Cries and whispers: "Body of Water"

The latest project to ping out of Film London's ever-effective Microwave scheme for first-time filmmakers, Lucy Brydon's Body of Water, starts a little tentatively, but soon gathers real dramatic force: you can tell it's been thought through, developed in a way so many low-budget indies aren't. It begins with an uncomfortable homecoming. Stephanie (Sian Brooke), a photographer in her late thirties, returns to Canvey Island after her latest round of treatment for an eating disorder, only to find her support network looking patchy, to say the least: mum Susan (Amanda Burton) is consumed with preparations for her forthcoming remarriage, while teenage daughter Pearl (Fabienne Piolini-Castle) has just discovered the twin distractions of boys and weed. Both seem to hold some grudge against Stephanie for past disruptions. That opens up a whole lot of space around the central character, and what instantly catches the eye here is Brydon's pointed framing: with the assistance of cinematographer Darran Bragg, she nudges an already worryingly thin-looking performer towards the centre or edge of the screen, and sees how small and lonely it's possible to make one woman appear. Is this what anorexia feels like, being marginalised, left to wither away unnoticed? Even the Canvey setting attains an extra resonance in this context: we too are off to the side of things, at the end of the line, or of somebody's tether.
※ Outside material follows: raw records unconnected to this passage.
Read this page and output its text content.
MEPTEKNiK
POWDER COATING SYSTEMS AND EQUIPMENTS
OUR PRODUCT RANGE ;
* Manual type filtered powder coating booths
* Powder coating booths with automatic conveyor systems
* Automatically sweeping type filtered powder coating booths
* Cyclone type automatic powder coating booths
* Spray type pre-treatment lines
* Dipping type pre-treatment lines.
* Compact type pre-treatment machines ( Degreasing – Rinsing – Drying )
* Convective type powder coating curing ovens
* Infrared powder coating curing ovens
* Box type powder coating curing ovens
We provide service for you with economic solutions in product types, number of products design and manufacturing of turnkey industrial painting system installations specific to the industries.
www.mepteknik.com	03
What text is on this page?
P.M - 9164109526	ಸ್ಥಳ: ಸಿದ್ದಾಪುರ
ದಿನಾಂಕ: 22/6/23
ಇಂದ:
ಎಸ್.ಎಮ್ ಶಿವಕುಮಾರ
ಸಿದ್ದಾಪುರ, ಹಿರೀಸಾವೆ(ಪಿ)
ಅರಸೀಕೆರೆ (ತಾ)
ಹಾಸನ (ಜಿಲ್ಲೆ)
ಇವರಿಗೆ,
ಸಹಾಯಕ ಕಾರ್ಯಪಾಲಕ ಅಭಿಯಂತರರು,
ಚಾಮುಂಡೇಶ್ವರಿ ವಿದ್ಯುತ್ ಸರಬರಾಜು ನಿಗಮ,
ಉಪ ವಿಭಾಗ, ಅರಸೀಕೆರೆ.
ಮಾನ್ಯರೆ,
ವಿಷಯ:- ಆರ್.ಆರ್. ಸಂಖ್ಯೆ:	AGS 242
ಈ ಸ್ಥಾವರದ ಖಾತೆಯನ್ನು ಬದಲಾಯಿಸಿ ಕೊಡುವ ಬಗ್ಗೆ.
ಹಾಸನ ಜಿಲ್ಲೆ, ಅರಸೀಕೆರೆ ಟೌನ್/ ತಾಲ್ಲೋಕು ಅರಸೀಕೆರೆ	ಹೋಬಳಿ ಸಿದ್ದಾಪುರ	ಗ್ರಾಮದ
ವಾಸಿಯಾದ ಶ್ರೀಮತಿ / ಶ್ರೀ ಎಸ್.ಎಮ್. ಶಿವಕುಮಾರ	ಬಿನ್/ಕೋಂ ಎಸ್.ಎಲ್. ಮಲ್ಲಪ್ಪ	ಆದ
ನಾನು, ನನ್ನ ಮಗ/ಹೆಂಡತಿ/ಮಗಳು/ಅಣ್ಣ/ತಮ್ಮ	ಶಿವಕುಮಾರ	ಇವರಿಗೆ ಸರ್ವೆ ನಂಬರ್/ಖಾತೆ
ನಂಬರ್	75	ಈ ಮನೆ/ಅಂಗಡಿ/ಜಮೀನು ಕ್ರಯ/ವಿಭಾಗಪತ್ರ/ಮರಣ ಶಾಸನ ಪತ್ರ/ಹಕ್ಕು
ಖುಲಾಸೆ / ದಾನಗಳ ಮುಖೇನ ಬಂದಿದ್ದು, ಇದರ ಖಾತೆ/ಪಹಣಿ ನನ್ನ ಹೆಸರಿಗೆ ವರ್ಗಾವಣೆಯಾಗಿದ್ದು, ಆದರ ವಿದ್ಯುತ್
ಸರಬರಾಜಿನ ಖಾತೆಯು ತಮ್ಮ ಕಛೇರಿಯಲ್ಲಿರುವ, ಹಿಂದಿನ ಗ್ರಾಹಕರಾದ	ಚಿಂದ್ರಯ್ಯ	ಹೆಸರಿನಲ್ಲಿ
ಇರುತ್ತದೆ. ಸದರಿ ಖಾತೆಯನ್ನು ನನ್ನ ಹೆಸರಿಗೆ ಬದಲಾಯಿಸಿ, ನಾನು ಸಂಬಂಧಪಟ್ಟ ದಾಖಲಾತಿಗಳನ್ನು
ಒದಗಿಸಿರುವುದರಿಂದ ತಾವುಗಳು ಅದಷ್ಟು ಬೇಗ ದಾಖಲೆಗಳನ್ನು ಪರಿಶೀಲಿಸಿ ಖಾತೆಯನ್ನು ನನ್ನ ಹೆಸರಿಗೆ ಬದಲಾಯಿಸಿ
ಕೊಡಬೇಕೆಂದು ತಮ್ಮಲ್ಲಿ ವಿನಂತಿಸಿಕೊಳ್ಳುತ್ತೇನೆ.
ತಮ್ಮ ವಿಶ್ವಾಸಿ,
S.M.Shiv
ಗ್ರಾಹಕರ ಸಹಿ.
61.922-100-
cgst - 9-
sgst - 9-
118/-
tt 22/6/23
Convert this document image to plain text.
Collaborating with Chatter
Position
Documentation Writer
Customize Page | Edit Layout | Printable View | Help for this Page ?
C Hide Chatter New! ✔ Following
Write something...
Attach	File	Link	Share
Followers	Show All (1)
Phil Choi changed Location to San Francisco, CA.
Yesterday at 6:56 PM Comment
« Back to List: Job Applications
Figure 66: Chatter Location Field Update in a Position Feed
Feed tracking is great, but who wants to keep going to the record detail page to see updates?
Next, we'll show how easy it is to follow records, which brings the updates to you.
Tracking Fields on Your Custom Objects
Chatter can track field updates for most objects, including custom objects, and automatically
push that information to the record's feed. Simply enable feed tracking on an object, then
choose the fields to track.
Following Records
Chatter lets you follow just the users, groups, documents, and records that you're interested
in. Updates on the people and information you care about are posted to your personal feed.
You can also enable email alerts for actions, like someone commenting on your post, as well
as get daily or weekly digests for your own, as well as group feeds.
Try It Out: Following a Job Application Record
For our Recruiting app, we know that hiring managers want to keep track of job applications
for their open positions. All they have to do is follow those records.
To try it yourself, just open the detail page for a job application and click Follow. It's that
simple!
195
That initial tentative quality is actually the sensitivity you'd want from a film on this issue, as well as a reflection of the hesitancy with which Stephanie reenters the world of three square meals. (Brydon gives us several of the most agonising mealtimes ever put on film: that old bugbear of watching actors push their food around a plate with their forks so as not to trouble continuity or block their pieholes is here weaponised. Watch Stephanie labouring over a plate of sliced apple or going horribly to town on the remains of the wedding buffet - the twin extremes of the bulimic - and weep.) We might latch onto a thin sliver of hope as Stephanie attempts to repair her broken bond with Pearl, a combative swimmer who's started skipping meals herself, yet Brydon knows this is hard, emotionally complicated work, with as many setbacks as breakthroughs. When daughter angrily shoves mother against a brick wall mid-row, you can almost hear the bones being jarred. To its credit, the film becomes properly jagged: the gentle group hug that might resolve its conflicts seems a very long way off. All three of the women at its centre are crying out for attention and love in different ways, but find it painfully hard to give; the nurse appointed to look out for Stephanie's best interests (Nick Blood) is horribly compromised when he leaves his patient behind in a toilet to cop off with the (underage) Pearl. That leaves us with an uneasy watch, and no easy way out: I wasn't entirely sure about the ending Brydon settles on, although it can't help but prompt healthy post-film debate. Unarguably well-performed, however, particularly by the hitherto unknown Brooke, who has a back like a scream, and a thousand-yard glare that will stay with you for days.

Body of Water opens in selected cinemas, and will be available to stream, from tomorrow.